Na década de 1920, o doutor S. Sweeney produziu um diabetes reversível em todos os seus alunos de medicina dando-lhes uma dieta muito rica em óleos vegetais por 48 horas. Nenhum deles apresentara diabetes antes.42 Recentemente, o papel da gordura no diabetes foi apontado por Neal Barnard, em

seu livro Doutor Neal Barnard’s program for reversing diabetes [Programa do doutor Neal Barnard para reverter o diabetes]. Sendo vegano, ele compartilha da mesma opinião a respeito do papel da gordura animal como um dos fatores que contribuem para o diabetes e sobre o processo de reversão da doença até certo ponto. Sua pesquisa contrasta de maneira positiva com os resultados da dieta da Associação Americana de Diabetes. Assim como nós, ele observou que a alimentação rica em gordura animal está ligada à maior incidência do diabetes tipo 2.

Ele observou que, no Japão, na Tailândia, em outros países asiáticos e na África, entre pessoas que tinham uma alimentação tradicional havia menos casos de diabetes. Mas isso mudou assim que elas deixaram de comer alimentos ricos em carboidratos complexos, como arroz, vegetais repletos de amido, vagens e macarrão. Desde então, passaram a apresentar altos índices de diabetes. Com isso em mente, precisamos saber quando usar de maneira apropriada a palavra “carboidrato”. Os carboidratos complexos não provocam diabetes – além da dieta rica em fibras, que, aliás, esses alimentos contêm, eles tornam mais lenta a quebra de glicose e, consequentemente, não sobrecarregam nem estressam o organismo. Esses alimentos têm índice glicêmico de moderado a baixo e índice insulínico baixo. Quando esses povos se depararam com a alimentação ocidental, a incidência do diabetes disparou. A obra do doutor Barnard enfatiza que a dieta com muita gordura, sobretudo gordura animal cozida (gordura saturada), aumenta o risco de diabetes.

A visão do doutor Barnard sem dúvida tem meu apoio como vegano: que essas gorduras, os ácidos graxos trans e a gordura animal saturada tendem a bloquear e desorganizar as membranas celulares de modo a interferir nos receptores de insulina dentro das células. Isso nos faz perceber que esses tipos específicos de gorduras – animal e trans – devem ficar de fora de nossos pratos.

O estudo de referência de doze semanas do doutor Barnard mostrou que uma pessoa comum com alimentação rica em carboidratos complexos, pobre em gorduras e com teor de proteínas de moderado a baixo perdeu mais de 7 quilos e mostrou uma taxa de glicemia de jejum 28% mais baixa.

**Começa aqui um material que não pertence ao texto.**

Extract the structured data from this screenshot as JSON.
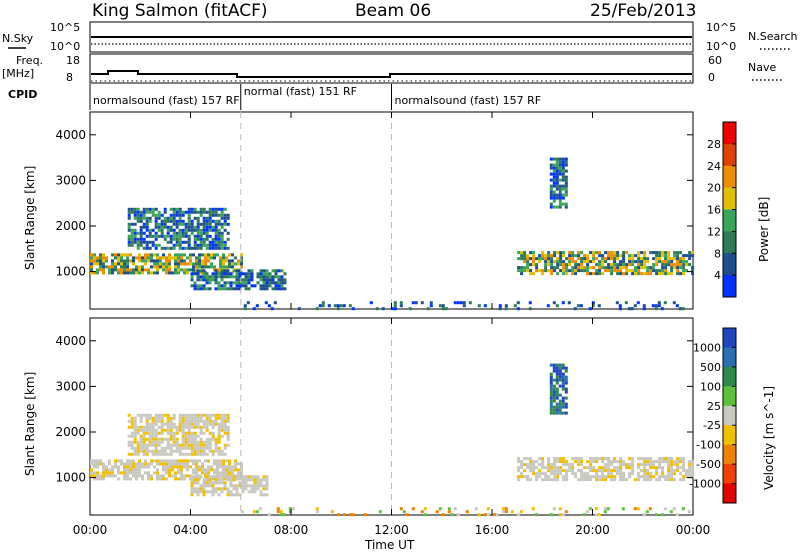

Dois terços dos participantes que estavam sob medicação para diabetes conseguiram parar de tomá- la ou reduzi-la.43 O interessante nesse estudo é que não havia limites de calorias ou carboidratos e

nem mudança nas atividades físicas.

O estudo que realizou em seguida incluía mulheres um pouco ou muito acima do peso, mas que não tinham diagnóstico de diabetes. Foi-lhes imposta uma dieta sem nenhuma gordura animal e pobre em óleos vegetais. O grupo de controle foi submetido a uma dieta para baixar o colesterol. O grupo vegetariano perdeu cerca de meio quilo por semana, e o grupo de controle, quase 4 quilos por pessoa no total.44 As células corporais do grupo de estudo se tornaram cada vez mais sensíveis à insulina; em

catorze semanas sua sensibilidade ao hormônio havia melhorado 24%. A partir desses resultados, ele supôs que uma dieta pobre em gorduras ativava a capacidade natural de abrir os receptores de insulina nas células para permitir a entrada de glicose no organismo.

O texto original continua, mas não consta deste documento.